In 1986, with Roberto Michelena and Alberto Brigneti, Zevallos founded Eos, a company dedicated to the sale of computers that in a visionary way introduced digital pre-press systems to advertising agencies and newspapers of the time. In this period of discovery of the Apple world, he made a trip to MacWorld, in the United States, which could have ended in tragedy. One of the engines of the plane that was taking it from Miami to San Francisco exploded a few minutes after takeoff and the ship had to return to the airport in an emergency landing.
That mishap allowed him to meet Ed Fiol, CIO of the “Miami Herald,” who was also on the accident plane and was waiting for a new flight with a MacWorld magazine in his hands. Zevallos approached him, started talking to him, and thus found out about the digital transformation that said newspaper had undertaken and asked him to visit their offices, upon returning from the Apple event.
“Indeed,” he says, “I was able to see how they used the first four-color imagers with Mac in Aldus PageMaker (what would later become Adobe InDesign).” Thanks to this discovery, already in Lima, Zevallos managed to convince the directors of the newspaper ‘Expreso’ to make this conversion in our country. “We made the biggest Apple sale of the 1980s, in Peru, for a figure of 400 thousand dollars, and we made the entire pre-press industry change,” he says proudly.
The first company representing the Apple brand in Peru was Systel and its creators were Lola Luks and David Sztudent, two pioneers in the sale of computers in Lima. In 1985, they opened a store in Miguel Dasso, in San Isidro, under the name Unimicros, where they distributed the Commodore, the Apple II, Lisa and the first Macintosh.
This first stage ended when Apple commissioned the transnational Xerox to distribute and sell the Macintosh, leaving aside local distributors. But the change was not as successful as expected. Two years later, they contacted the Peruvian representatives again, and Luks and Sztudent then formed the company Amicro to market the apple brand among authorized national distributors. Antonio Calogero came to work there in 1987 as product manager, a year after graduating from Cibertec. “I was able to see the evolution of Apple over ten years,” he says, “and soak up the different products and versions of the operating system that were adopted by creatives, photographers, independent designers, advertising companies, magazines and media outlets.” After the dissolution of Amicro, around 1999, representation passed to international wholesale companies.

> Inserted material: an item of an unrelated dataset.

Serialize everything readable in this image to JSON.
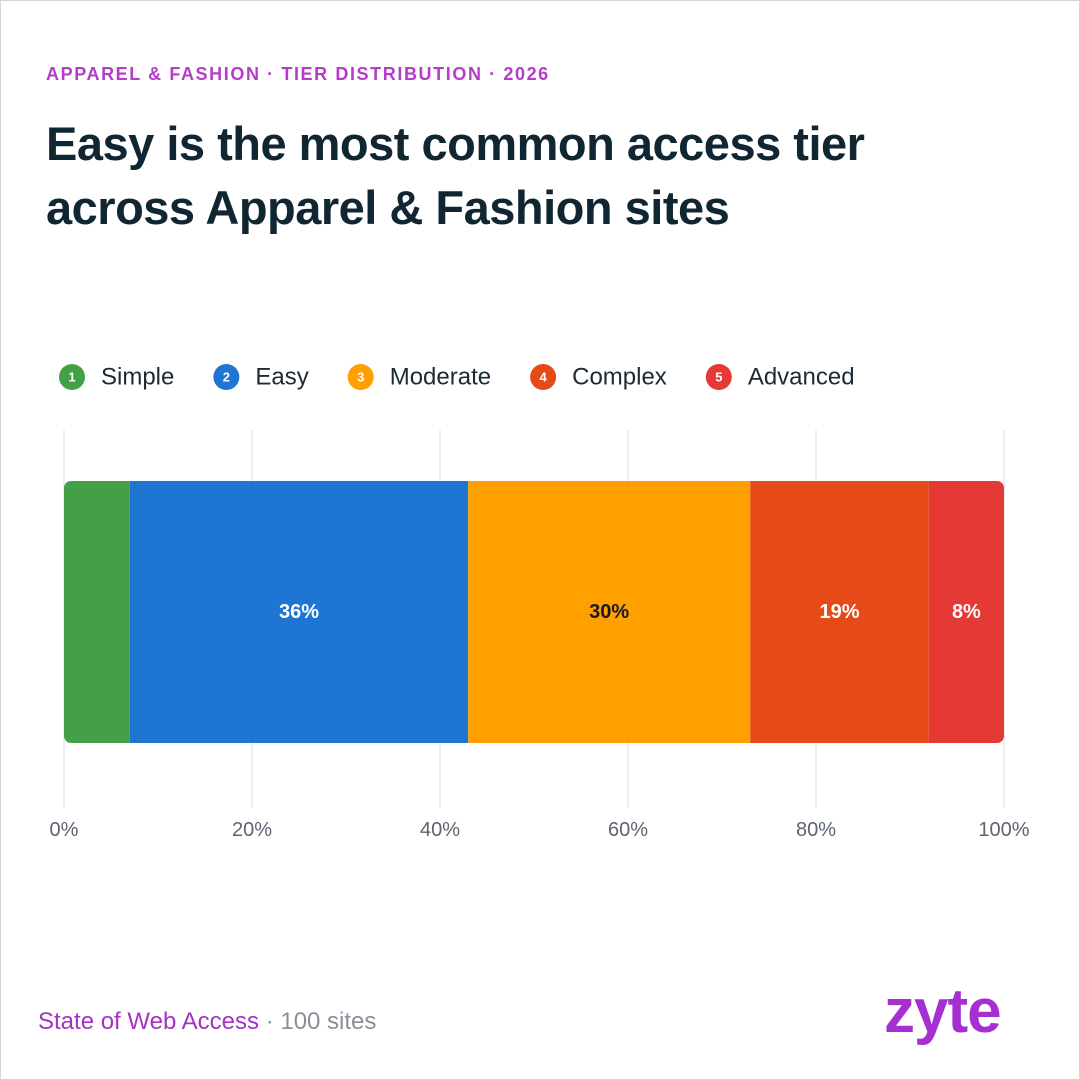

Currently, Calogero is one of Apple’s authorized distributors in the corporate and educational field, through Infotek Peru. “For me,” he says, “it has been a passion to be able to use and sell these products for almost 40 years.”
With the new century, the community of Apple users expanded exponentially with the new revolutions that meant the appearance of MacBooks, iPods, iPhones and Apple Watches, “with integrated and efficient systems,” as Jacquelin Asto, systems engineer and professor at the Autonomous University of Peru, says. She defines with one word the key to this brand in its half century of existence: simplicity. “Its interface,” he explains, “is not at all complex, from its icons to its devices they are easy to use, which allows us to interact with an entire digital ecosystem that makes our daily lives easier.” Due to advances in neuroscience applied to technology, Asto predicts that in the near future these devices will become more multisensory, and we will even be able to communicate telepathically with them. “Just by thinking something,” he predicts, “Siri will execute what I need or want. It won’t be long before that happens.”